Anti-Poaching Operations Centre opens in Chewore Safari Area, Zimbabwe
A Strategic Anti-Poaching Operations Centre located in the Chewore Safari Area in Zimbabwe was handed over by Japanese Ambassador, Toshiyuki Iwado, to the Zimbabwe Parks and Wildlife Management Authority today. The centre serves as a post for field rangers conducting operations, and has significantly strengthened the Wildlife Management Authority’s capacity to address current and emerging threats impacting this important MIKE site.
Thanks to funding from the Government of Japan, and on-going support from the European Union, area management’s ability to address the illegal killing of elephants.
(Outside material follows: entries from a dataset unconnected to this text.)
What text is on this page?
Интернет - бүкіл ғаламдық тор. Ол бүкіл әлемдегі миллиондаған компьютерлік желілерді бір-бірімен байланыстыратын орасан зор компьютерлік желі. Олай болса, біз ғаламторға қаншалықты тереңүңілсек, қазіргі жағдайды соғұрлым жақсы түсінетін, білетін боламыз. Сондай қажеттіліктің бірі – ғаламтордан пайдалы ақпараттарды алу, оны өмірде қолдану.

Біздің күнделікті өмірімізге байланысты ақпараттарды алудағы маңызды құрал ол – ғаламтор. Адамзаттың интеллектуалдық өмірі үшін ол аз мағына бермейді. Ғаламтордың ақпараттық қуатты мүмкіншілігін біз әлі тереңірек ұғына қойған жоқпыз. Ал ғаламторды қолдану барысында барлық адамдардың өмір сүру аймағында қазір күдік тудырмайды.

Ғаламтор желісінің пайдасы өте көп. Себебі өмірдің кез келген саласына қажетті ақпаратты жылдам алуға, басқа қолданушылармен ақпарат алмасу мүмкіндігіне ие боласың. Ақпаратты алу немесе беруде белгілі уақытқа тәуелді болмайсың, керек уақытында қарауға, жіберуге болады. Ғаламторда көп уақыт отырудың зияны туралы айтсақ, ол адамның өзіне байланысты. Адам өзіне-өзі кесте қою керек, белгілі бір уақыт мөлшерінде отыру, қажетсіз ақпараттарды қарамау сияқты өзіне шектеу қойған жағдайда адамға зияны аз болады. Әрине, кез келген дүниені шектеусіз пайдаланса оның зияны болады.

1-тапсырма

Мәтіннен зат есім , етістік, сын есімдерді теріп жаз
The Chewore Safari Area, a World Heritage Site, provides shelter for immense congregations of Africa’s large mammal populations, which concentrate on its flood plains. However, this site faces a real threat from poaching and, in recent years, elephants have come under increasing pressure.
The capability of the Zimbabwe authorities in keeping surveillance over, and preventing elephant poaching in the area has been enhanced through the establishment of the Centre, allowing for better and more secure planning and management of patrol activities by the rangers.
The Government of Japan made a voluntary contribution of USD 60,000 to establish the Anti-Poaching Operations Centre in the Chewore Safari Area of the Lower Zambezi Valley, which been operational since October 2017. “Today we are witnessing an initiative that demonstrates the importance of collaborative work. This facility we are celebrating today plays an important role in easing patrol operations in the sub-region”, said Arthur Musakwa, Director Conservation of the Zimbabwe Parks and Wildlife Management Authority.
The Tashinga Initiative Trust, in collaboration with the Zimbabwe Parks and Wildlife Management Authority, led the construction of the Anti-Poaching Operations Centre funded by the Government of Japan, and has been leading the implementation of the EU funded MIKES Project activities in the area since 2015.